I had never thought about maybe as a concept that had to be learned until I realized Remy had crossed the threshold from “I must know exactly the right answer” into “I can offer up my own theory and it’s okay if its not right.” I’m fairly certain that I didn’t consciously cross that threshold until well into my adult life.
Of course, I should have had the realization that this is a thing that must be learned about half way through the first day of law school. Sure, there is the law, and the law is exactly the right answer. But…. but look how differently the law is applied in those two expertly chosen sample cases in your over-priced tomes! What now, 1L?
And, at the very least, within my first week of practice. Sure, there are conflicting cases from other jurisdictions, but just try to guess how this district court judge is going to apply the law in your case.
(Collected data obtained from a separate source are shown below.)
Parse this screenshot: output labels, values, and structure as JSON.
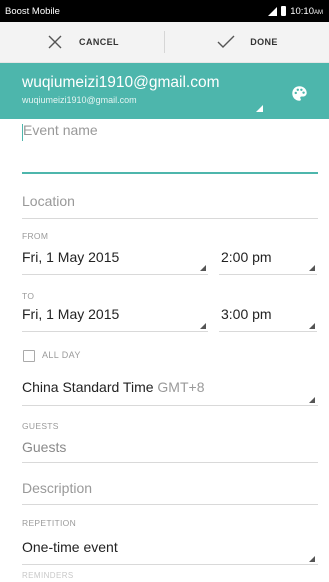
{
  "status_bar": {
    "carrier": "Boost Mobile",
    "time": "10:10",
    "ampm": "AM"
  },
  "action_bar": {
    "cancel_label": "CANCEL",
    "done_label": "DONE"
  },
  "account": {
    "name": "wuqiumeizi1910@gmail.com",
    "email": "wuqiumeizi1910@gmail.com",
    "accent_color": "#4db6ac"
  },
  "form": {
    "event_name_placeholder": "Event name",
    "location_placeholder": "Location",
    "from_label": "FROM",
    "from_date": "Fri, 1 May 2015",
    "from_time": "2:00 pm",
    "to_label": "TO",
    "to_date": "Fri, 1 May 2015",
    "to_time": "3:00 pm",
    "all_day_label": "ALL DAY",
    "all_day_checked": false,
    "timezone_name": "China Standard Time",
    "timezone_offset": "GMT+8",
    "guests_label": "GUESTS",
    "guests_placeholder": "Guests",
    "description_placeholder": "Description",
    "repetition_label": "REPETITION",
    "repetition_value": "One-time event",
    "reminders_label": "REMINDERS"
  }
}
I bet you didn’t even realize there were still questions of first impression left to discover. You found one! Good luck!
The beauty of watching Remy unravel the magic of maybe is, I must admit, a lot more gratifying than deconstructing even just one of the “maybes” in the law.
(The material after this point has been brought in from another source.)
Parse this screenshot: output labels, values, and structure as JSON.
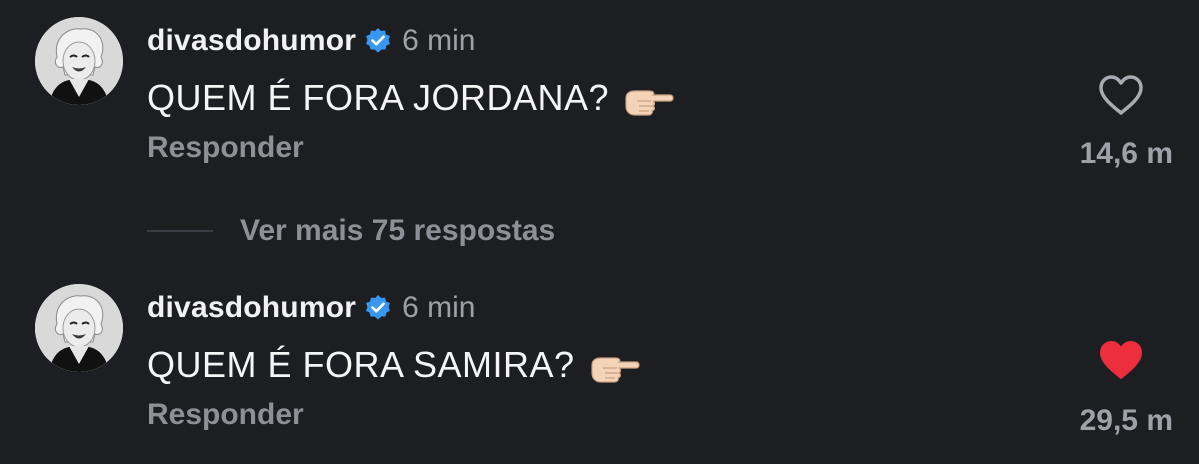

Remy’s maybe is: maybe I don’t have to be right; maybe I can influence what will happen; maybe I can figure it out for myself. These are all downright magical lessons in childhood agency.
Whereas the maybe in neglect cases is more often: maybe I can prevent harmful visits; maybe we can find a forever home and be supportive to both the foster parents and the child; maybe I can find funding for a child’s therapy. Less magical on the surface of things. But perhaps no less empowering. Because, in any area of the law, isn’t the maybe always: maybe I can influence what will happen; maybe I can figure out a way to harness an uncertain law for the best interest of a client? That is pretty magical, or at least has the potential to be.
Although I will concede that the fact patterns that drive Remy’s maybes are a lot nicer than any that I encounter at work.
“Mama! Maybe this pirate is a fire-man!”
“Maybe… Remy take alligator for walk to the moon!”
“Maybe a-day Remy is a dragon! Rrar!”
Even before law school re-wrote the processes in my brain, I’m pretty sure I was never an absolute truth kind of girl (although, not certain because, let’s face it, I don’t remember that much about my thinking process before law school). I can’t imagine ever being the mom that rolls her eyes and says with exasperation, “No, Timmy, that fire truck is going to a fire or to the fire station. End. Of. Discussion.” I mean, I know I would never say that because I also know, for a fact, that the fire truck also spends a fair amount of time at the King Sooper’s parking lot while the firefighters stock up on tasty treats and hand soap.
What I do remember, though, is spending a lot of time looking up the answers to questions in books (yes, books, I was a little kid a long time ago) and, if it was a question from school, looking up the answer in the designated school book. This kind of learning did not serve me well in law school, is frustrating when working with a question of first impression, and is downright impossible when muddling through questions about parenting a child who is nothing like the sample children in parenting books.
What I wish I had even imagined as an option was thinking about what the answer might be, why that might be an answer, and how I might go about testing that hypothesis. This approach was hard to learn as an adult but is much more gratifying and infinitely more effective in maters of the law and parenting. Even if Remy ends up looking up the answers to his future fire-truck-location questions on real-time tracking in Google Maps, I hope that he knows he has other options. Like guessing, “Maybe… at King Soopers” and then asking to go there to get a tasty treat.